The look of shock and confusion on Kim’s face only heightens things. She looks truly stunned, so much so that she stops dead in her tracks. Things only get worse from here: when a clerk arrives to have Jimmy sign some paperwork, he proclaims that he’s no longer going to be practicing law under the name McGill.
“Jimmy, what?!” Kim blurts out as Jimmy strolls down the hall, a big grin on his face. He spins on his heels, cocks a finger at Kim, and says: “S’all good, man!” The camera lingers on one final shot – Kim, adrift, alone, in total shock.
What a gut-punch this finale is. I’m somewhat terrified to see what happens next season – will we ever catch sight of the man we know as Jimmy McGill again? Or is it Saul from here on out? One last side-note: if Rhea Seehorn doesn’t get some Emmy love for her outstanding work on this show eventually, I’m going to riot. And enough can’t be said about Bob Odenkirk‘s consistently incredible performance, balancing humor and misery in equal measure.
Overall, season 4 packed a wallop, with a few minor caveats. The show seems unsure of what to do with Nacho at this point, so much so that he doesn’t feature into this finale at all. Howard also ended up on the sidelines. And the writers may have slightly jumped the gun with the super-lab subplot, since they close things out here with the lab unfinished.

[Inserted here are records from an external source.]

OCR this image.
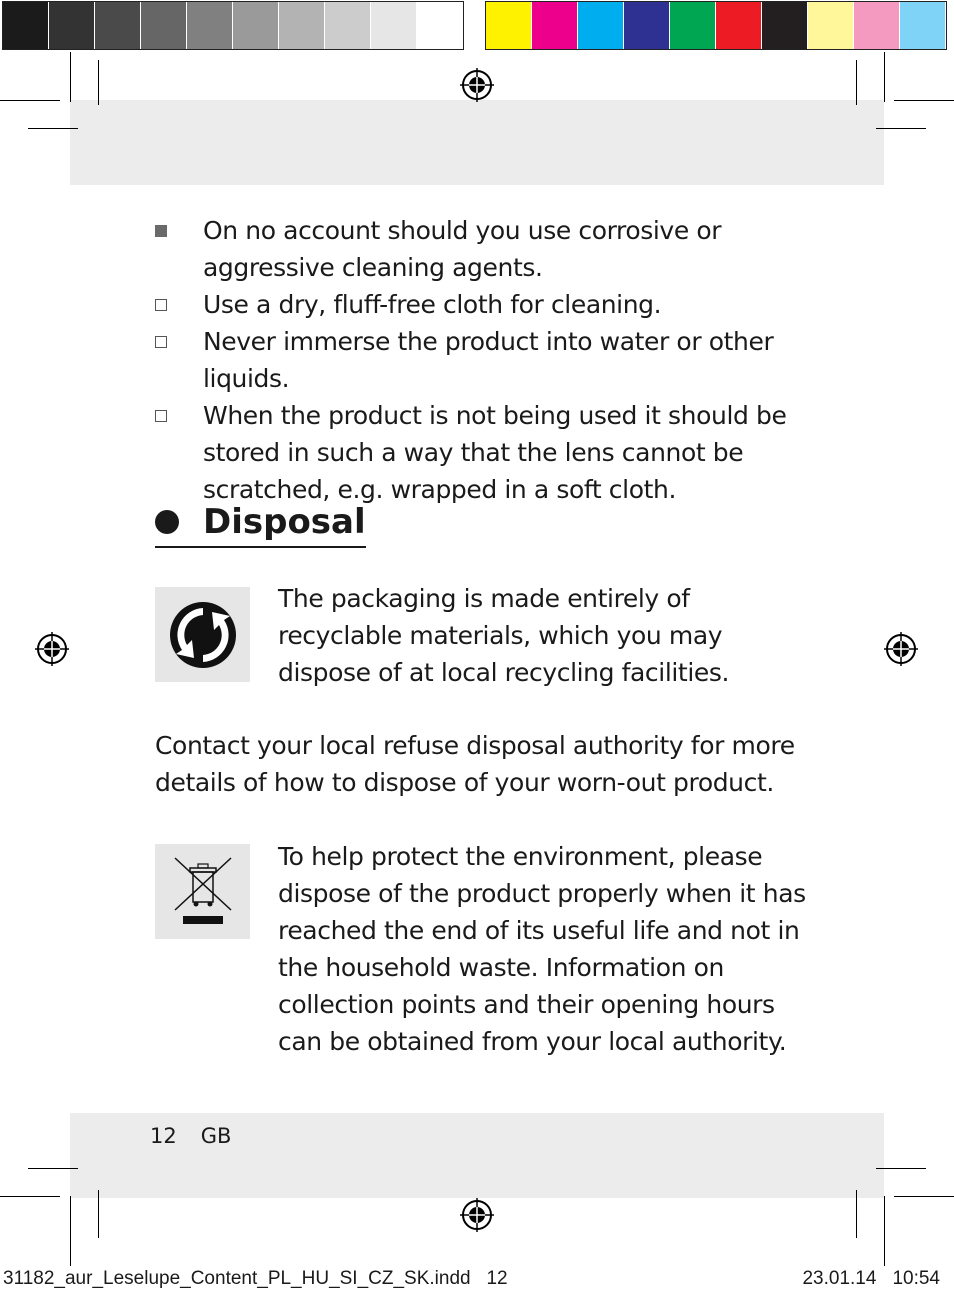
On no account should you use corrosive or aggressive cleaning agents.
Use a dry, fluff-free cloth for cleaning.
Never immerse the product into water or other liquids.
When the product is not being used it should be stored in such a way that the lens cannot be scratched, e.g. wrapped in a soft cloth.
Disposal
The packaging is made entirely of recyclable materials, which you may dispose of at local recycling facilities.
Contact your local refuse disposal authority for more details of how to dispose of your worn-out product.
To help protect the environment, please dispose of the product properly when it has reached the end of its useful life and not in the household waste. Information on collection points and their opening hours can be obtained from your local authority.
12 GB
31182_aur_Leselupe_Content_PL_HU_SI_CZ_SK.indd 12	23.01.14 10:54
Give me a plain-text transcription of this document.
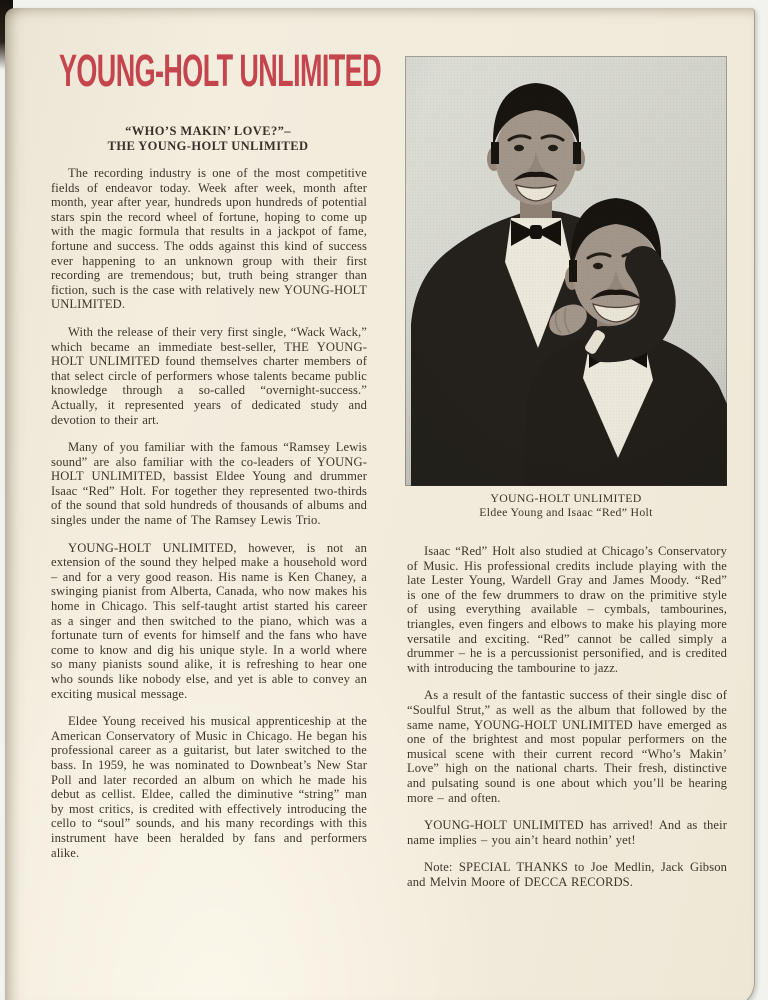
YOUNG-HOLT UNLIMITED
“WHO’S MAKIN’ LOVE?”–
THE YOUNG-HOLT UNLIMITED

The recording industry is one of the most competitive fields of endeavor today. Week after week, month after month, year after year, hundreds upon hundreds of potential stars spin the record wheel of fortune, hoping to come up with the magic formula that results in a jackpot of fame, fortune and success. The odds against this kind of success ever happening to an unknown group with their first recording are tremendous; but, truth being stranger than fiction, such is the case with relatively new YOUNG-HOLT UNLIMITED.

With the release of their very first single, “Wack Wack,” which became an immediate best-seller, THE YOUNG-HOLT UNLIMITED found themselves charter members of that select circle of performers whose talents became public knowledge through a so-called “overnight-success.” Actually, it represented years of dedicated study and devotion to their art.

Many of you familiar with the famous “Ramsey Lewis sound” are also familiar with the co-leaders of YOUNG-HOLT UNLIMITED, bassist Eldee Young and drummer Isaac “Red” Holt. For together they represented two-thirds of the sound that sold hundreds of thousands of albums and singles under the name of The Ramsey Lewis Trio.

YOUNG-HOLT UNLIMITED, however, is not an extension of the sound they helped make a household word – and for a very good reason. His name is Ken Chaney, a swinging pianist from Alberta, Canada, who now makes his home in Chicago. This self-taught artist started his career as a singer and then switched to the piano, which was a fortunate turn of events for himself and the fans who have come to know and dig his unique style. In a world where so many pianists sound alike, it is refreshing to hear one who sounds like nobody else, and yet is able to convey an exciting musical message.

Eldee Young received his musical apprenticeship at the American Conservatory of Music in Chicago. He began his professional career as a guitarist, but later switched to the bass. In 1959, he was nominated to Downbeat’s New Star Poll and later recorded an album on which he made his debut as cellist. Eldee, called the diminutive “string” man by most critics, is credited with effectively introducing the cello to “soul” sounds, and his many recordings with this instrument have been heralded by fans and performers alike.

YOUNG-HOLT UNLIMITED
Eldee Young and Isaac “Red” Holt

Isaac “Red” Holt also studied at Chicago’s Conservatory of Music. His professional credits include playing with the late Lester Young, Wardell Gray and James Moody. “Red” is one of the few drummers to draw on the primitive style of using everything available – cymbals, tambourines, triangles, even fingers and elbows to make his playing more versatile and exciting. “Red” cannot be called simply a drummer – he is a percussionist personified, and is credited with introducing the tambourine to jazz.

As a result of the fantastic success of their single disc of “Soulful Strut,” as well as the album that followed by the same name, YOUNG-HOLT UNLIMITED have emerged as one of the brightest and most popular performers on the musical scene with their current record “Who’s Makin’ Love” high on the national charts. Their fresh, distinctive and pulsating sound is one about which you’ll be hearing more – and often.

YOUNG-HOLT UNLIMITED has arrived! And as their name implies – you ain’t heard nothin’ yet!

Note: SPECIAL THANKS to Joe Medlin, Jack Gibson and Melvin Moore of DECCA RECORDS.
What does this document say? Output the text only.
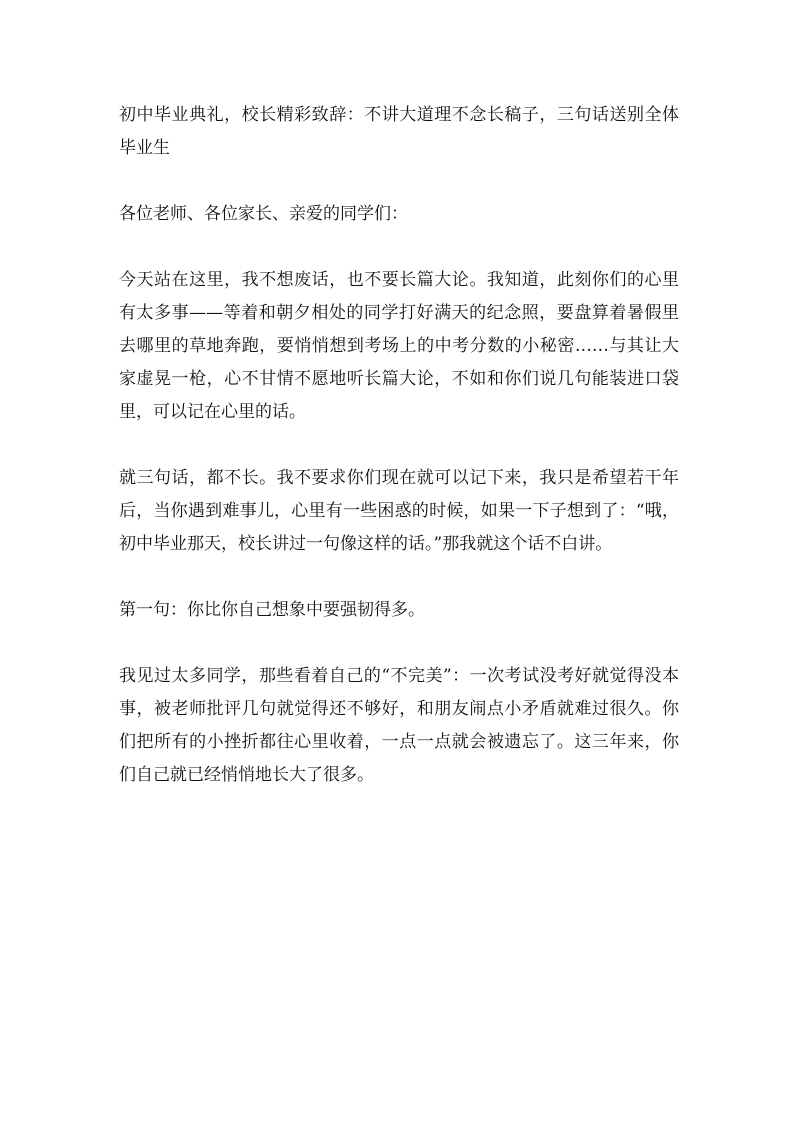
初中毕业典礼，校长精彩致辞：不讲大道理不念长稿子，三句话送别全体毕业生

各位老师、各位家长、亲爱的同学们：

今天站在这里，我不想废话，也不要长篇大论。我知道，此刻你们的心里有太多事——等着和朝夕相处的同学打好满天的纪念照，要盘算着暑假里去哪里的草地奔跑，要悄悄想到考场上的中考分数的小秘密……与其让大家虚晃一枪，心不甘情不愿地听长篇大论，不如和你们说几句能装进口袋里，可以记在心里的话。

就三句话，都不长。我不要求你们现在就可以记下来，我只是希望若干年后，当你遇到难事儿，心里有一些困惑的时候，如果一下子想到了：“哦，初中毕业那天，校长讲过一句像这样的话。”那我就这个话不白讲。

第一句：你比你自己想象中要强韧得多。

我见过太多同学，那些看着自己的“不完美”：一次考试没考好就觉得没本事，被老师批评几句就觉得还不够好，和朋友闹点小矛盾就难过很久。你们把所有的小挫折都往心里收着，一点一点就会被遗忘了。这三年来，你们自己就已经悄悄地长大了很多。
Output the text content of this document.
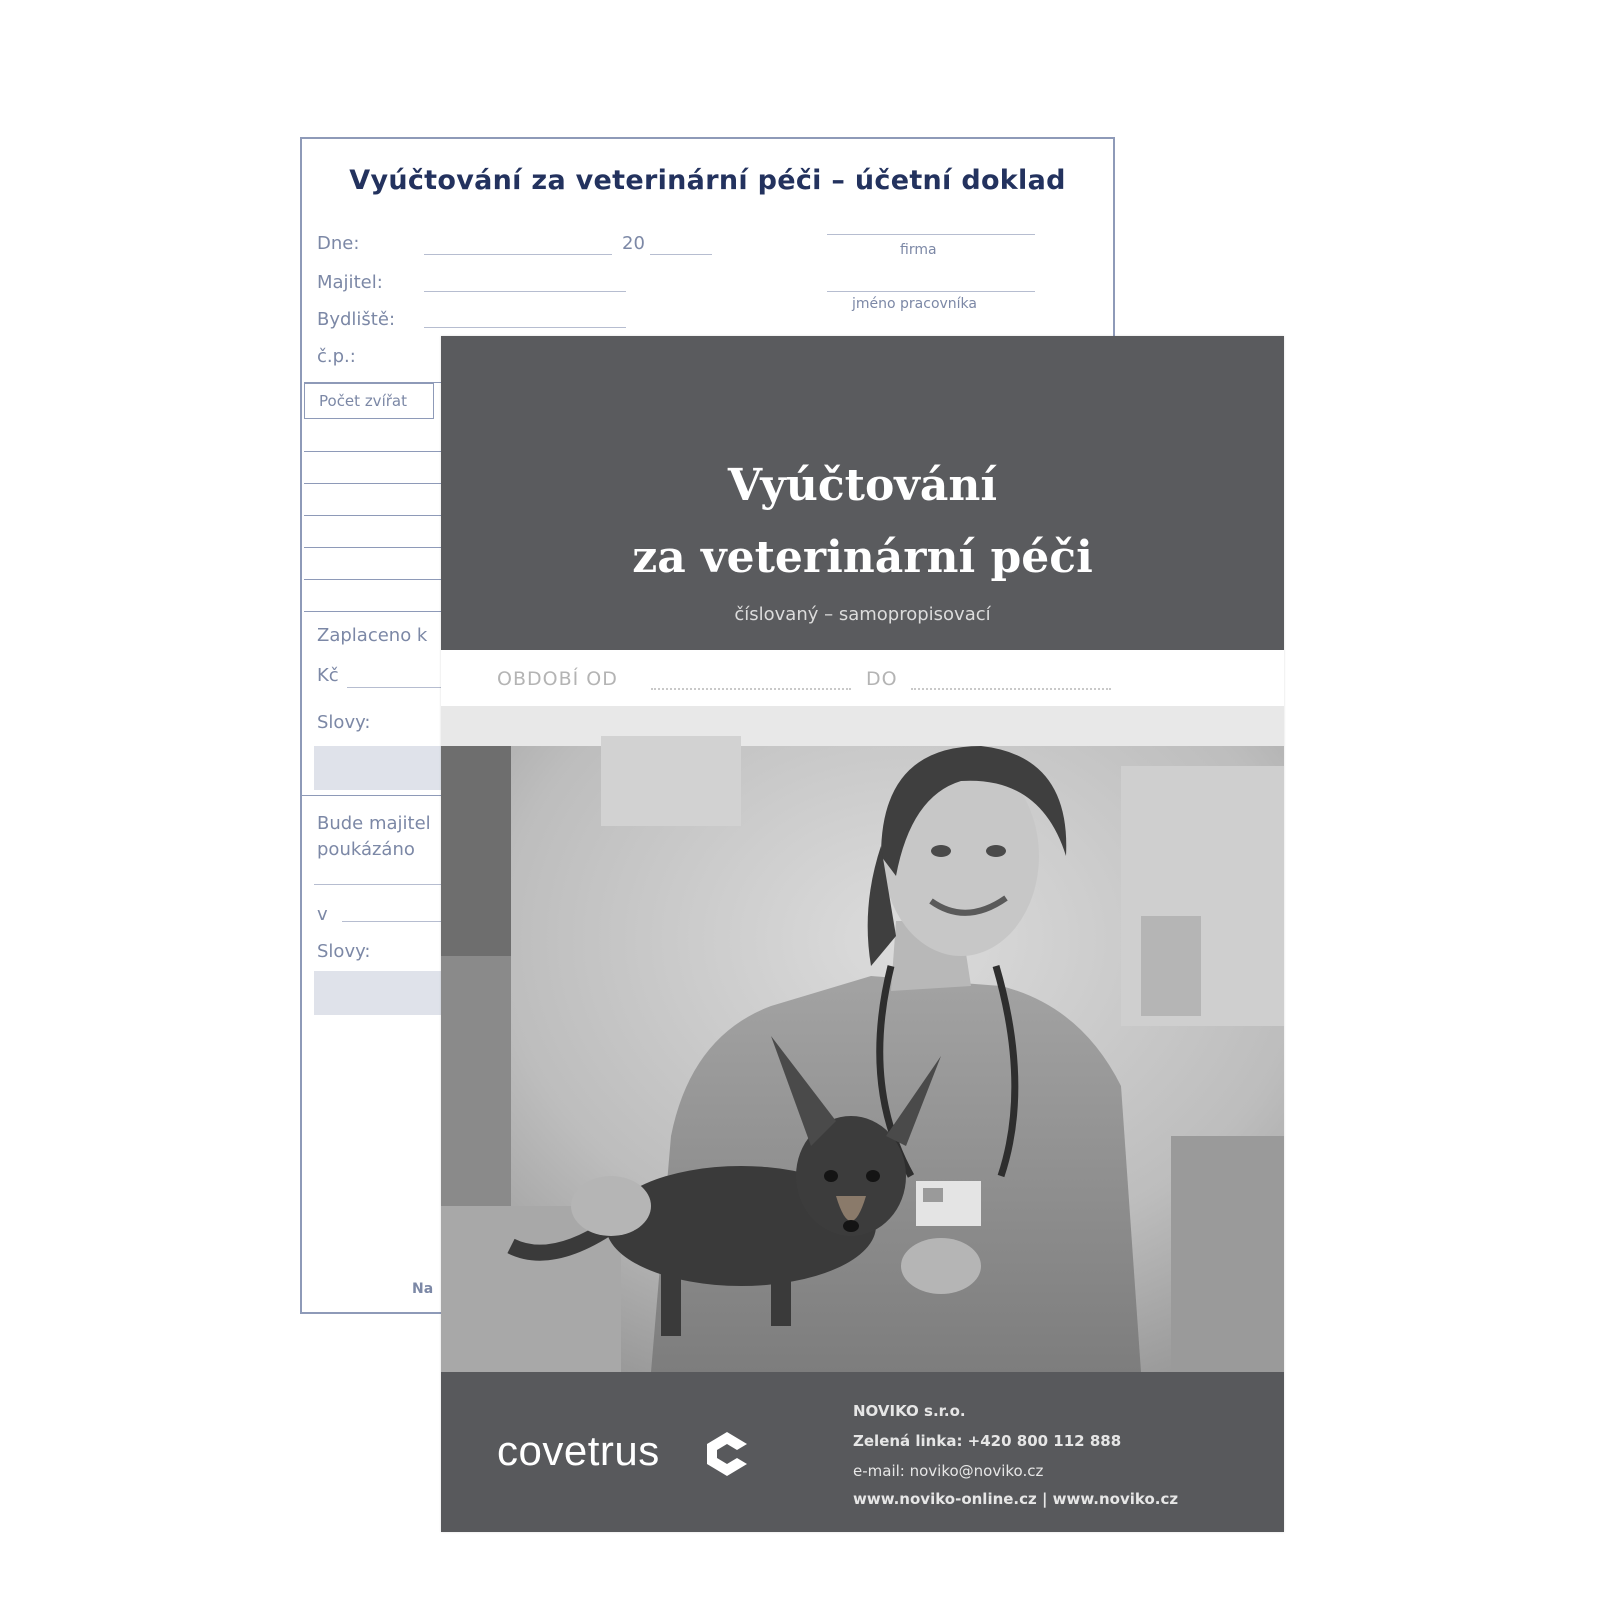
Vyúčtování za veterinární péči – účetní doklad
Dne:	20	firma
Majitel:
jméno pracovníka
Bydliště:
č.p.:
Počet zvířat
Zaplaceno k
Kč
Slovy:
Bude majitel poukázáno
v
Slovy:
Na
Vyúčtování
za veterinární péči
číslovaný – samopropisovací
OBDOBÍ OD	DO
covetrus
NOVIKO s.r.o.
Zelená linka: +420 800 112 888
e-mail: noviko@noviko.cz
www.noviko-online.cz | www.noviko.cz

None the less, Better Call Saul remains one of the best shows on TV right now. Not only did Jimmy change this season, he changed those around him – and for the worse. Poor Howard will probably never be the same, and Kim has perhaps dug herself into a hole she’ll never get out of. The only person left with a big smile on his face is Jimmy, unaware or unconcerned with the damage he’s done.